If he's not supporting you at all and you only see him twice a year, then you have to address the ways his views of you resonate with you. Maybe his negative voice echoes through your mind because you've been hearing it since you were small. Maybe you have a complicated relationship with him that colors all of your other relationships. And maybe there's a grain of truth to what he says, at least in your mind. Because you've been working in a field you don't like, you've underperformed and suffered from your own bad attitude. Part of you is worried that this is just who you are. Part of you is worried that he sees you more clearly than you can see yourself.

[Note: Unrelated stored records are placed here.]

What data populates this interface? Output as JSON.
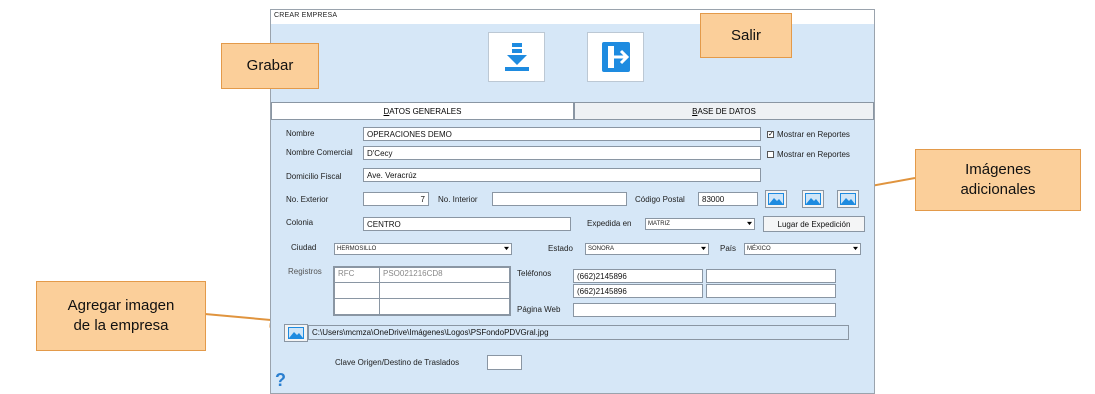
{
  "window": {
    "title": "CREAR EMPRESA"
  },
  "toolbar": {
    "save_icon": "download-icon",
    "exit_icon": "exit-door-icon",
    "accent": "#1e8be0"
  },
  "tabs": [
    {
      "label": "DATOS GENERALES",
      "active": true
    },
    {
      "label": "BASE DE DATOS",
      "active": false
    }
  ],
  "form": {
    "nombre_label": "Nombre",
    "nombre_value": "OPERACIONES DEMO",
    "nombre_comercial_label": "Nombre Comercial",
    "nombre_comercial_value": "D'Cecy",
    "mostrar_reportes_1": {
      "label": "Mostrar en Reportes",
      "checked": true
    },
    "mostrar_reportes_2": {
      "label": "Mostrar en Reportes",
      "checked": false
    },
    "domicilio_label": "Domicilio Fiscal",
    "domicilio_value": "Ave. Veracrúz",
    "no_exterior_label": "No. Exterior",
    "no_exterior_value": "7",
    "no_interior_label": "No. Interior",
    "no_interior_value": "",
    "codigo_postal_label": "Código Postal",
    "codigo_postal_value": "83000",
    "colonia_label": "Colonia",
    "colonia_value": "CENTRO",
    "expedida_label": "Expedida en",
    "expedida_value": "MATRIZ",
    "lugar_expedicion_button": "Lugar de Expedición",
    "ciudad_label": "Ciudad",
    "ciudad_value": "HERMOSILLO",
    "estado_label": "Estado",
    "estado_value": "SONORA",
    "pais_label": "País",
    "pais_value": "MÉXICO",
    "registros_label": "Registros",
    "registros_rows": [
      {
        "tipo": "RFC",
        "valor": "PSO021216CD8"
      },
      {
        "tipo": "",
        "valor": ""
      },
      {
        "tipo": "",
        "valor": ""
      }
    ],
    "telefonos_label": "Teléfonos",
    "telefonos": [
      "(662)2145896",
      "(662)2145896",
      "",
      ""
    ],
    "pagina_web_label": "Página Web",
    "pagina_web_value": "",
    "imagen_path": "C:\\Users\\mcmza\\OneDrive\\Imágenes\\Logos\\PSFondoPDVGral.jpg",
    "clave_label": "Clave Origen/Destino de Traslados",
    "clave_value": ""
  },
  "help": {
    "label": "?"
  },
  "callouts": {
    "grabar": "Grabar",
    "salir": "Salir",
    "imagenes_line1": "Imágenes",
    "imagenes_line2": "adicionales",
    "agregar_line1": "Agregar imagen",
    "agregar_line2": "de la empresa"
  }
}
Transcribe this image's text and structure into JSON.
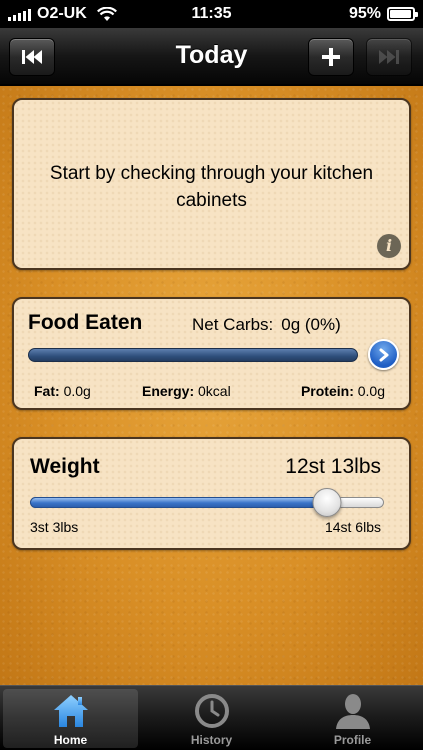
{
  "status_bar": {
    "carrier": "O2-UK",
    "time": "11:35",
    "battery": "95%",
    "battery_level": 0.95
  },
  "nav": {
    "title": "Today",
    "left_icon": "skip-back-icon",
    "add_icon": "plus-icon",
    "right_icon": "skip-forward-icon"
  },
  "tip": {
    "text": "Start by checking through your kitchen cabinets",
    "info_icon": "i"
  },
  "food": {
    "title": "Food Eaten",
    "net_carbs_label": "Net Carbs:",
    "net_carbs_value": "0g (0%)",
    "fat_label": "Fat:",
    "fat_value": "0.0g",
    "energy_label": "Energy:",
    "energy_value": "0kcal",
    "protein_label": "Protein:",
    "protein_value": "0.0g"
  },
  "weight": {
    "title": "Weight",
    "value": "12st 13lbs",
    "min_label": "3st 3lbs",
    "max_label": "14st 6lbs",
    "slider_fraction": 0.84
  },
  "tabs": [
    {
      "label": "Home",
      "icon": "home-icon",
      "selected": true
    },
    {
      "label": "History",
      "icon": "clock-icon",
      "selected": false
    },
    {
      "label": "Profile",
      "icon": "person-icon",
      "selected": false
    }
  ],
  "colors": {
    "card_bg": "#f7e3c4",
    "cork": "#d98f26",
    "food_bar": "#2f4f7c",
    "slider_fill": "#3a74c9",
    "tab_selected_icon": "#4aa6f0"
  }
}
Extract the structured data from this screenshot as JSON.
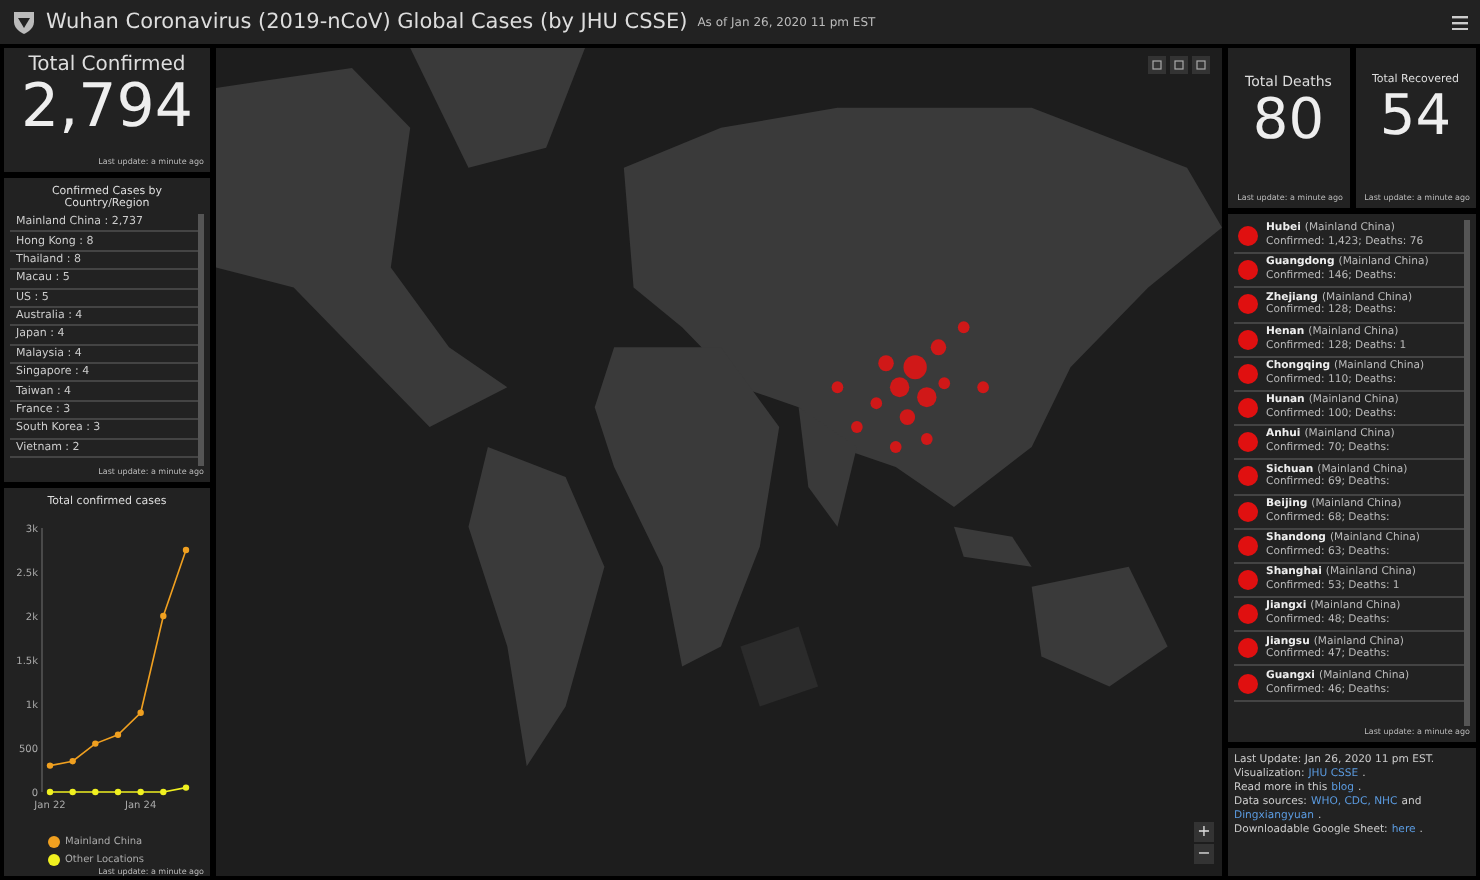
{
  "header": {
    "title": "Wuhan Coronavirus (2019-nCoV) Global Cases (by JHU CSSE)",
    "subtitle": "As of Jan 26, 2020 11 pm EST"
  },
  "total_confirmed": {
    "label": "Total Confirmed",
    "value": "2,794",
    "note": "Last update: a minute ago"
  },
  "country_list": {
    "title": "Confirmed Cases by Country/Region",
    "note": "Last update: a minute ago",
    "rows": [
      {
        "label": "Mainland China : 2,737"
      },
      {
        "label": "Hong Kong : 8"
      },
      {
        "label": "Thailand : 8"
      },
      {
        "label": "Macau : 5"
      },
      {
        "label": "US : 5"
      },
      {
        "label": "Australia : 4"
      },
      {
        "label": "Japan : 4"
      },
      {
        "label": "Malaysia : 4"
      },
      {
        "label": "Singapore : 4"
      },
      {
        "label": "Taiwan : 4"
      },
      {
        "label": "France : 3"
      },
      {
        "label": "South Korea : 3"
      },
      {
        "label": "Vietnam : 2"
      }
    ]
  },
  "chart": {
    "note": "Last update: a minute ago",
    "chart_data": {
      "type": "line",
      "title": "Total confirmed cases",
      "categories": [
        "Jan 22",
        null,
        null,
        null,
        "Jan 24",
        null,
        null
      ],
      "legend": true,
      "ylim": [
        0,
        3000
      ],
      "yticks": [
        {
          "value": 0,
          "label": "0"
        },
        {
          "value": 500,
          "label": "500"
        },
        {
          "value": 1000,
          "label": "1k"
        },
        {
          "value": 1500,
          "label": "1.5k"
        },
        {
          "value": 2000,
          "label": "2k"
        },
        {
          "value": 2500,
          "label": "2.5k"
        },
        {
          "value": 3000,
          "label": "3k"
        }
      ],
      "series": [
        {
          "name": "Mainland China",
          "color": "#f0a020",
          "marker": "circle",
          "values": [
            300,
            350,
            550,
            650,
            900,
            2000,
            2750
          ]
        },
        {
          "name": "Other Locations",
          "color": "#f0f020",
          "marker": "circle",
          "values": [
            0,
            0,
            0,
            0,
            0,
            0,
            50
          ]
        }
      ]
    }
  },
  "deaths": {
    "label": "Total Deaths",
    "value": "80",
    "note": "Last update: a minute ago"
  },
  "recovered": {
    "label": "Total Recovered",
    "value": "54",
    "note": "Last update: a minute ago"
  },
  "province_list": {
    "note": "Last update: a minute ago",
    "rows": [
      {
        "name": "Hubei",
        "region": "(Mainland China)",
        "detail": "Confirmed: 1,423; Deaths: 76"
      },
      {
        "name": "Guangdong",
        "region": "(Mainland China)",
        "detail": "Confirmed: 146; Deaths:"
      },
      {
        "name": "Zhejiang",
        "region": "(Mainland China)",
        "detail": "Confirmed: 128; Deaths:"
      },
      {
        "name": "Henan",
        "region": "(Mainland China)",
        "detail": "Confirmed: 128; Deaths: 1"
      },
      {
        "name": "Chongqing",
        "region": "(Mainland China)",
        "detail": "Confirmed: 110; Deaths:"
      },
      {
        "name": "Hunan",
        "region": "(Mainland China)",
        "detail": "Confirmed: 100; Deaths:"
      },
      {
        "name": "Anhui",
        "region": "(Mainland China)",
        "detail": "Confirmed: 70; Deaths:"
      },
      {
        "name": "Sichuan",
        "region": "(Mainland China)",
        "detail": "Confirmed: 69; Deaths:"
      },
      {
        "name": "Beijing",
        "region": "(Mainland China)",
        "detail": "Confirmed: 68; Deaths:"
      },
      {
        "name": "Shandong",
        "region": "(Mainland China)",
        "detail": "Confirmed: 63; Deaths:"
      },
      {
        "name": "Shanghai",
        "region": "(Mainland China)",
        "detail": "Confirmed: 53; Deaths: 1"
      },
      {
        "name": "Jiangxi",
        "region": "(Mainland China)",
        "detail": "Confirmed: 48; Deaths:"
      },
      {
        "name": "Jiangsu",
        "region": "(Mainland China)",
        "detail": "Confirmed: 47; Deaths:"
      },
      {
        "name": "Guangxi",
        "region": "(Mainland China)",
        "detail": "Confirmed: 46; Deaths:"
      }
    ]
  },
  "info": {
    "lines": [
      [
        {
          "text": "Last Update: Jan 26, 2020 11 pm EST.",
          "link": false
        }
      ],
      [
        {
          "text": "Visualization:",
          "link": false
        },
        {
          "text": "JHU CSSE",
          "link": true
        },
        {
          "text": ".",
          "link": false
        }
      ],
      [
        {
          "text": "Read more in this",
          "link": false
        },
        {
          "text": "blog",
          "link": true
        },
        {
          "text": ".",
          "link": false
        }
      ],
      [
        {
          "text": "Data sources:",
          "link": false
        },
        {
          "text": "WHO, CDC, NHC",
          "link": true
        },
        {
          "text": "and",
          "link": false
        }
      ],
      [
        {
          "text": "Dingxiangyuan",
          "link": true
        },
        {
          "text": ".",
          "link": false
        }
      ],
      [
        {
          "text": "Downloadable Google Sheet:",
          "link": false
        },
        {
          "text": "here",
          "link": true
        },
        {
          "text": ".",
          "link": false
        }
      ]
    ]
  },
  "map": {
    "zoom_in": "+",
    "zoom_out": "−"
  }
}
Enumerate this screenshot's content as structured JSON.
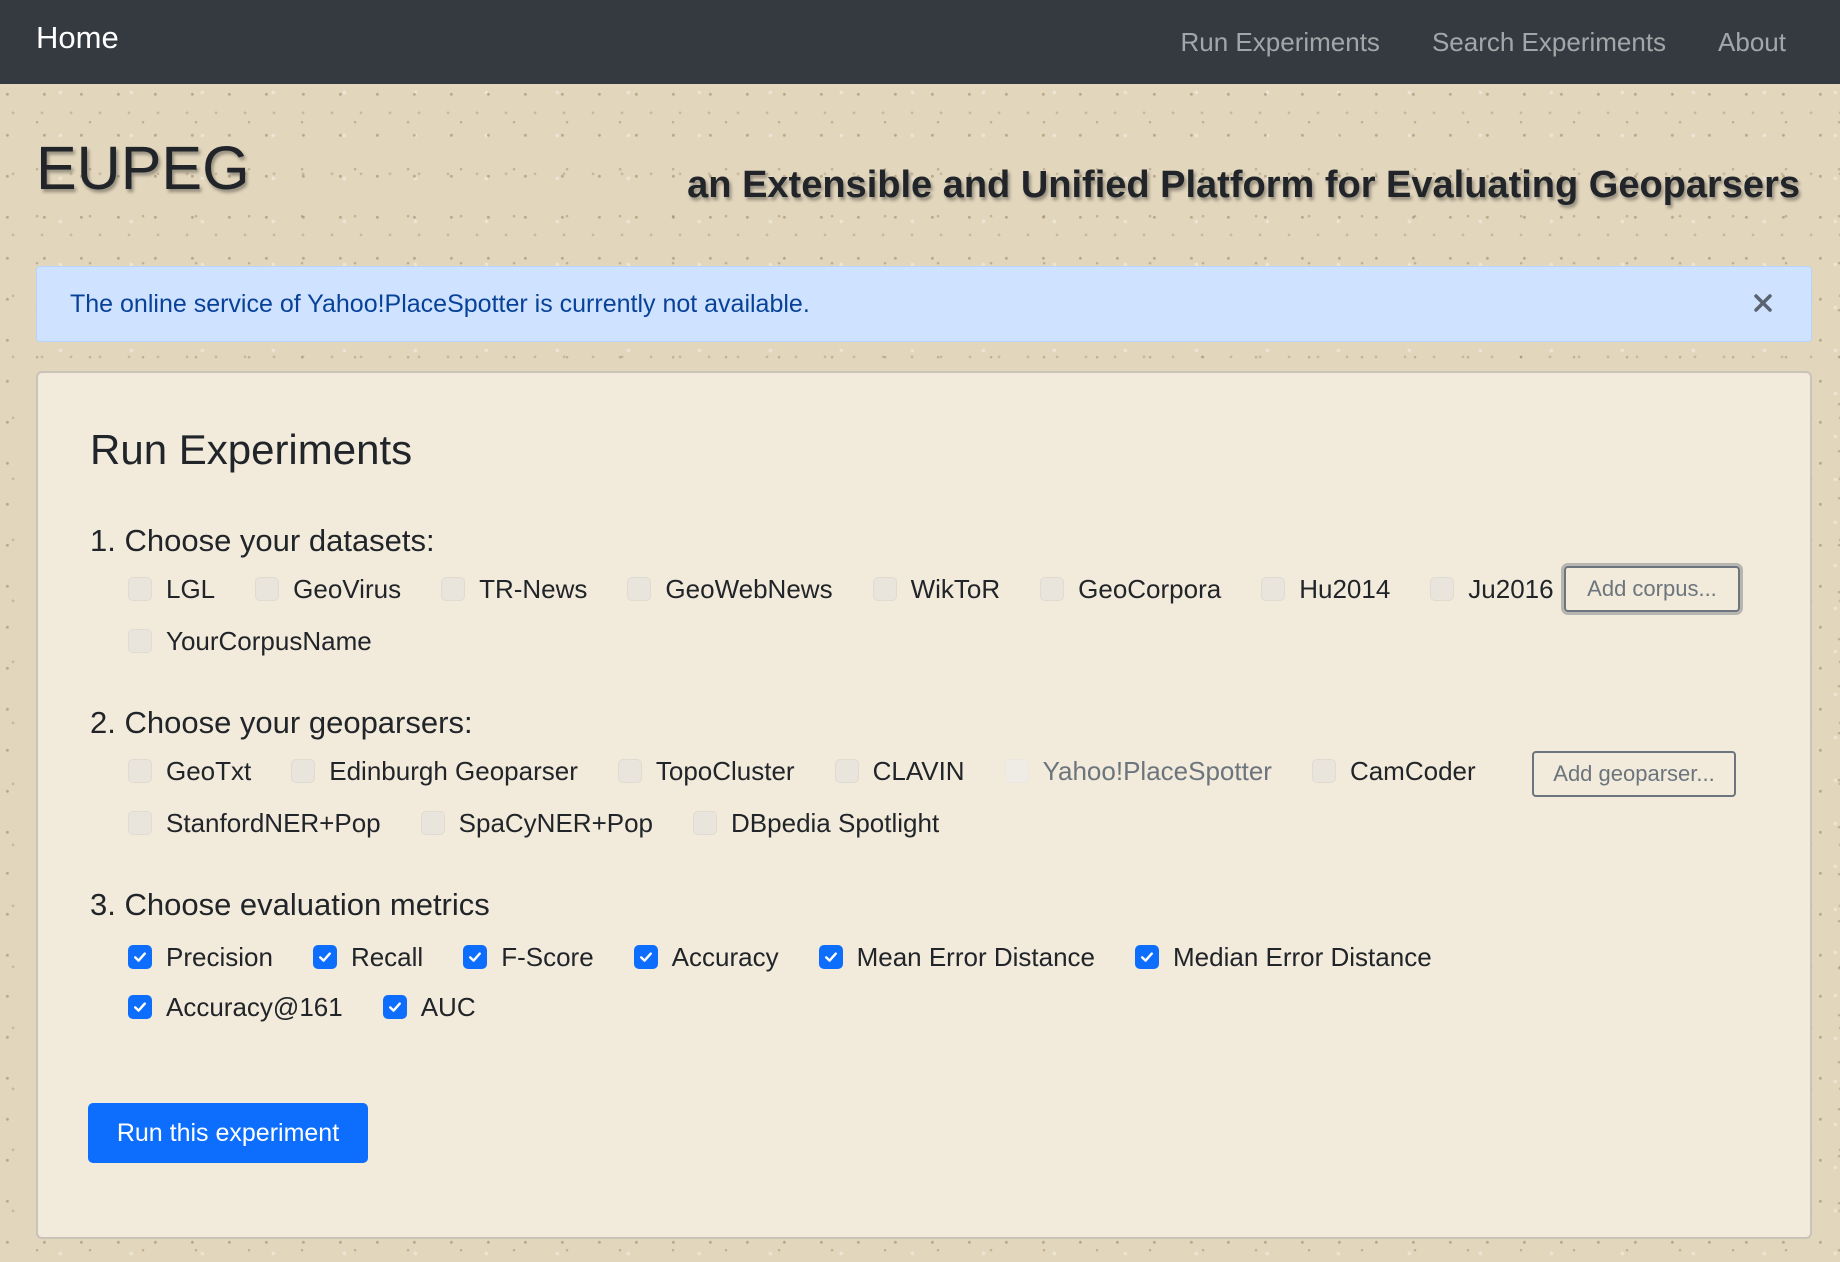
{
  "navbar": {
    "brand": "Home",
    "links": [
      "Run Experiments",
      "Search Experiments",
      "About"
    ]
  },
  "header": {
    "title": "EUPEG",
    "subtitle": "an Extensible and Unified Platform for Evaluating Geoparsers"
  },
  "alert": {
    "text": "The online service of Yahoo!PlaceSpotter is currently not available.",
    "close_icon": "close-icon"
  },
  "card": {
    "title": "Run Experiments",
    "datasets": {
      "label": "1. Choose your datasets:",
      "items": [
        "LGL",
        "GeoVirus",
        "TR-News",
        "GeoWebNews",
        "WikToR",
        "GeoCorpora",
        "Hu2014",
        "Ju2016",
        "YourCorpusName"
      ],
      "add_button": "Add corpus..."
    },
    "geoparsers": {
      "label": "2. Choose your geoparsers:",
      "items": [
        "GeoTxt",
        "Edinburgh Geoparser",
        "TopoCluster",
        "CLAVIN",
        "Yahoo!PlaceSpotter",
        "CamCoder",
        "StanfordNER+Pop",
        "SpaCyNER+Pop",
        "DBpedia Spotlight"
      ],
      "disabled": [
        "Yahoo!PlaceSpotter"
      ],
      "add_button": "Add geoparser..."
    },
    "metrics": {
      "label": "3. Choose evaluation metrics",
      "items": [
        "Precision",
        "Recall",
        "F-Score",
        "Accuracy",
        "Mean Error Distance",
        "Median Error Distance",
        "Accuracy@161",
        "AUC"
      ],
      "checked": true
    },
    "run_button": "Run this experiment"
  },
  "colors": {
    "navbar": "#343a40",
    "primary": "#0d6efd",
    "alert_bg": "#cfe2ff",
    "alert_text": "#084298"
  }
}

Remember, though, that when you haven't succeeded at anything yet, it's incredibly hard not to define yourself as a failure. Everyone feels that way when they're still figuring out what they really want to do with their lives. Everyone is haunted by the idea that it might not work out, that they might fail specifically because of some major flaw in their character. Hell, most people are haunted by this idea even AFTER they succeed at their careers! If pretty much anyone I've known for a long time told me, "Well, you're a successful writer, sure, but you're still the same wishy-washy jackass you always were," part of me would believe every word.
That's true in part because every writer is at least 5 percent wishy-washy jackass. It's in our nature. But it's also true that most people are highly suggestible, identity-wise, no matter how empowered and centered and balanced we might be. If a flying hamburger appeared to me and told me that I was the worst person alive, part of me would believe that. And then if a rat in a speedboat appeared and told me that I am changing the whole world with my incredible spirit and my incomparable work ethic and my shiny, brilliant soul, I would believe that, too. It's hard not to believe what other people tell you, at any age, no matter how bitter or optimistic or utterly imaginary they are. It's challenging to look deep within, at your own heart, to find your own answers. It's tough to trust those answers even when you do find them.
This is your moment to look deep within and trust yourself. This moment IS a gift. I would not hesitate. I would throw yourself into your brand-new path, with all of your energy. There's no need to balance your father's voice against your own. You're an adult and you know what you're doing.
Why not trust yourself more than anyone else? Who lives inside of you? Who knows your sorrows and your struggles and your joys better than you? Who reaps the benefits and pays the costs of your choices? YOU are the decider! Make a commitment to yourself right now. Resolve to listen to your heart and trust yourself from this moment forward. Go get a bucket of gold paint and paint it across the wall of your living room: I AM THE BOSS OF ME.